Interrupted

My Life Thus Far
2008-09-27 07:17:50 (UTC)

Pussy-Footing and Side-Stepping

****

Just as millions of Americans (and likely quite a few
foreigners), I watched the presidential debate tonight. As
I've mentioned before, I'm not a huge fan of politics and
the whole thing left me with that glazed over confused
look. It's not that I'm not smart enough to understand
what they're talking about, it's just that there's so much
pussy-footing and side-stepping around questions that it's
like wandering through a mental corn maze trying to figure
out what they're trying to say without actually saying it.
Kind of like trying to understand that sentence I just
wrote. If I came out of it with anything it's that Obama
is the best choice. It's not so much that I think he's the
end-all, be-all. It's that I think he'll do the least
damage and possibly the most good. I'm so scared of what
could happen if McCain/Palin wins. Mainly the overturning
of Roe v. Wade. I don't know why I'm so worried about
abortion rights. It's not like I'll be needing one. I
think it's the principle of it. It's beyond me how they
could think it's okay to tell a woman what to do with her
body. They wouldn't even allow it in the case of rape! As
a woman that's given birth to a child conceived by rape, I
don't think that's a decision ANYONE should make for
someone else. It's got to be her choice. I don't like
abortion, but I like freedom of choice. Political analysts
say Obama won tonight's debate. I didn't need a political
analyst to tell me that. I watched it myself. Enough with
the politics. I'll be so glad when this election is behind
us.

Overall, I had a great day. Kiki has been giving me a run
for my money, but it's nothing I can't handle. She did
wear me out, though. I'm going to bed as soon as I'm done.
She's acting out because she misses her dad. She does it
every time. I'll be so glad when she adjusts. Today she
dumped an ENTIRE bottle of fish food into the tank, locked
me outside when I went out to water the tomatoes, refused
to put clothes on, refused to eat dinner, dumped her food
on the table and threw a fit for 30 minutes when I tried
to put her to bed. It sounds like typical 3 year old
behavior (and it is), but Kiki doesn't usually do things
like this. She's my little angel :)

I hadn't planned on leaving the house, but since Kiki
decided to help me feed the fish, I had to go to Petsmart
for more water conditioner and charcoal filters. I've been
putting off cleaning the fish tank because I didn't have
those two things. It wasn't bad before, but I try to keep
Finias's home clean. I couldn't leave Finias in a bowl,
Zoe would eat him. So I had to go out, even though I'd
planned on staying home.

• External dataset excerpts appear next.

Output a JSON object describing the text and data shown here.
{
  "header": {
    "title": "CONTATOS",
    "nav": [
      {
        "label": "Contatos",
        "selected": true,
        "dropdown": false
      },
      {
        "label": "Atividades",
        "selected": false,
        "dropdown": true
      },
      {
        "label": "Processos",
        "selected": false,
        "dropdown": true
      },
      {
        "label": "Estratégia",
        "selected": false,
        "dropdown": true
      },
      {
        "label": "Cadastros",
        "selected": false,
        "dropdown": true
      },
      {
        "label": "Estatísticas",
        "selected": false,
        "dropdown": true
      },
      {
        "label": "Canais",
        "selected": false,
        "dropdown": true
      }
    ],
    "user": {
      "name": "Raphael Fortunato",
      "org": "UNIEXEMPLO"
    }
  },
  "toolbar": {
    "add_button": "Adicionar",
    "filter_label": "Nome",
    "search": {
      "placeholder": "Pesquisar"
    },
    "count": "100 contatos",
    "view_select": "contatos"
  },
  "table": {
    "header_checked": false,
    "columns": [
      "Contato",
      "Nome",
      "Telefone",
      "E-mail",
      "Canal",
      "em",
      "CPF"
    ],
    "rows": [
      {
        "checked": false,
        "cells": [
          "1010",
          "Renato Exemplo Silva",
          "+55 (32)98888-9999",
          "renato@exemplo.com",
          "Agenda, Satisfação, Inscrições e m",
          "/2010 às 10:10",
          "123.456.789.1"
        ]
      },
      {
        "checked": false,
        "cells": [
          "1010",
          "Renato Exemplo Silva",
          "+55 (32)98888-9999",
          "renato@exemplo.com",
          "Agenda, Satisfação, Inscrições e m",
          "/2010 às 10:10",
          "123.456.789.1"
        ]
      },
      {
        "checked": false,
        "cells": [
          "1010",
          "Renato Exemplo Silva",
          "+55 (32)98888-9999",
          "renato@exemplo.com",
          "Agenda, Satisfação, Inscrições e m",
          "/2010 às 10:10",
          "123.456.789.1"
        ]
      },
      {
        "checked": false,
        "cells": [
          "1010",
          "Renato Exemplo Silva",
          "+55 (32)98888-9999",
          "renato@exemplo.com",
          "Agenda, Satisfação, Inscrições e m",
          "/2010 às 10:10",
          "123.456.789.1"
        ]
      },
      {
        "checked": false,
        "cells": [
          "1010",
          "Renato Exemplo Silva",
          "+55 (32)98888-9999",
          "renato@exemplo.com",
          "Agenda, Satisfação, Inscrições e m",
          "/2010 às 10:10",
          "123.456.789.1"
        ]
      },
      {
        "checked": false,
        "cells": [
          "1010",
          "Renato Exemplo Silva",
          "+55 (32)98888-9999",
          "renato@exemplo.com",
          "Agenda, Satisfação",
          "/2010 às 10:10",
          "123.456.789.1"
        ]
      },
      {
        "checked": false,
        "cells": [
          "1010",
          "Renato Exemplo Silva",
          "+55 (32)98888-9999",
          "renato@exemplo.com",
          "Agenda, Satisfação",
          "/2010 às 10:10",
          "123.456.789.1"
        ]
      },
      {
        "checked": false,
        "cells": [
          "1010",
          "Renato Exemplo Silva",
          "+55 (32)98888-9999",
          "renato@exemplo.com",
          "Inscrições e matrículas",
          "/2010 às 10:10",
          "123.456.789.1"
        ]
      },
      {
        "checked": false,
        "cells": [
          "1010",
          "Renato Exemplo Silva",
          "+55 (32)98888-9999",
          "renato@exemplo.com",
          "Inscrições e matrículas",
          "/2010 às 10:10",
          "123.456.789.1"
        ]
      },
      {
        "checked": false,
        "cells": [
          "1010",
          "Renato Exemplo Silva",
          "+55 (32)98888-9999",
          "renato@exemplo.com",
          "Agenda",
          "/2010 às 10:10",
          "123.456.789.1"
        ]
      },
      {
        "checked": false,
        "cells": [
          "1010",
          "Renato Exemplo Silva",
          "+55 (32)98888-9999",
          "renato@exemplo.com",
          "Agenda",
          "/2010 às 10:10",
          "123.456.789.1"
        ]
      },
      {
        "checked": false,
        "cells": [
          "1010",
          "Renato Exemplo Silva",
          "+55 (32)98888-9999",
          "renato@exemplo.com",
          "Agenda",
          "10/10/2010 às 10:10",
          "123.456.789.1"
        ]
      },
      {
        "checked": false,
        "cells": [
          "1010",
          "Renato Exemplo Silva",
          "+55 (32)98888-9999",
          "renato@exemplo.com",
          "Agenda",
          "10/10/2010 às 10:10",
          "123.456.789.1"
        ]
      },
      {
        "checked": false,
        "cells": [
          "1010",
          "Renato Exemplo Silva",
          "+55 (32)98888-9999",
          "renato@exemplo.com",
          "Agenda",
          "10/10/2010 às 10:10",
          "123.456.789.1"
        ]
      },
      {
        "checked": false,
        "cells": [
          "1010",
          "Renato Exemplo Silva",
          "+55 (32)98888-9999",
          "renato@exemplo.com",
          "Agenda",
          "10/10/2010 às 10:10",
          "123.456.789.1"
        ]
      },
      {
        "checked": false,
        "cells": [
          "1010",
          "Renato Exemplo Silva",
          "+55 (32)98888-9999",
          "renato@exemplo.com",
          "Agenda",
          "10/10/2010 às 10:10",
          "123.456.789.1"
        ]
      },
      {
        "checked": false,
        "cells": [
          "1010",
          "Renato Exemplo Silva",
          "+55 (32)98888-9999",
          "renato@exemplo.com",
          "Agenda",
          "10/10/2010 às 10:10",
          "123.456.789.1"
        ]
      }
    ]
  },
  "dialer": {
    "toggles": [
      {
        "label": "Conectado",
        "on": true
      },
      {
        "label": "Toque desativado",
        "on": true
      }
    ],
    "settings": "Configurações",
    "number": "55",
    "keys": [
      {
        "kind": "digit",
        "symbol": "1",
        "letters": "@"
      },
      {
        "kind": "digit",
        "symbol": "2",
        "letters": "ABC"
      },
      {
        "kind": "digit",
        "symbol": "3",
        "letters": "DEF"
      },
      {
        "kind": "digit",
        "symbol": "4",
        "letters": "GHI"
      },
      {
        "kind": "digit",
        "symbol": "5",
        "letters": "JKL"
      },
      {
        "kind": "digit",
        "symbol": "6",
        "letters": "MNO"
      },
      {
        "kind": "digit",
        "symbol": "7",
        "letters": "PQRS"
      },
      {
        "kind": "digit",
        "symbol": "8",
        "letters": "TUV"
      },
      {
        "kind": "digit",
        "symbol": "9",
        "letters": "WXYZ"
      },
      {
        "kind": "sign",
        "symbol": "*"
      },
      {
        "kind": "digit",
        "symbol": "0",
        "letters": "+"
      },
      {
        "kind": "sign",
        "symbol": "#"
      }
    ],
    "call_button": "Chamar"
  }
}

That's pretty much the plan on
most days. I have little need to go out anymore.

As I was driving into Silverdale I remembered that today
is payday at work. I figured I might as well kill a few
birds with one stone since I was heading into town anyway.
I picked up my fish care products then headed for the
mall.

When I got there Fed Ex hadn't delivered the paychecks
yet, so the babies and I had some time to kill. The
logical idea was to let Kiki play in the play area for
awhile. As I was sitting there watching her play with the
other children (rather awkwardly. She doesn't have the
best social skills when it comes to the kids her age). It
occurred to me that she hasn't played with anyone her age
since April. I've got to do something about that. I need
to find her a preschool.

Other than cleaning the fish tank, doing some housework,
making dinner and taking care of the kids the rest of my
day has been pretty relaxed. I'm going to bed now. I'm
starting to get a headache. I can't even remember what I
was supposed to remind myself I wanted to write... And now
I'm confusing myself. Ciao, I'm going to bed.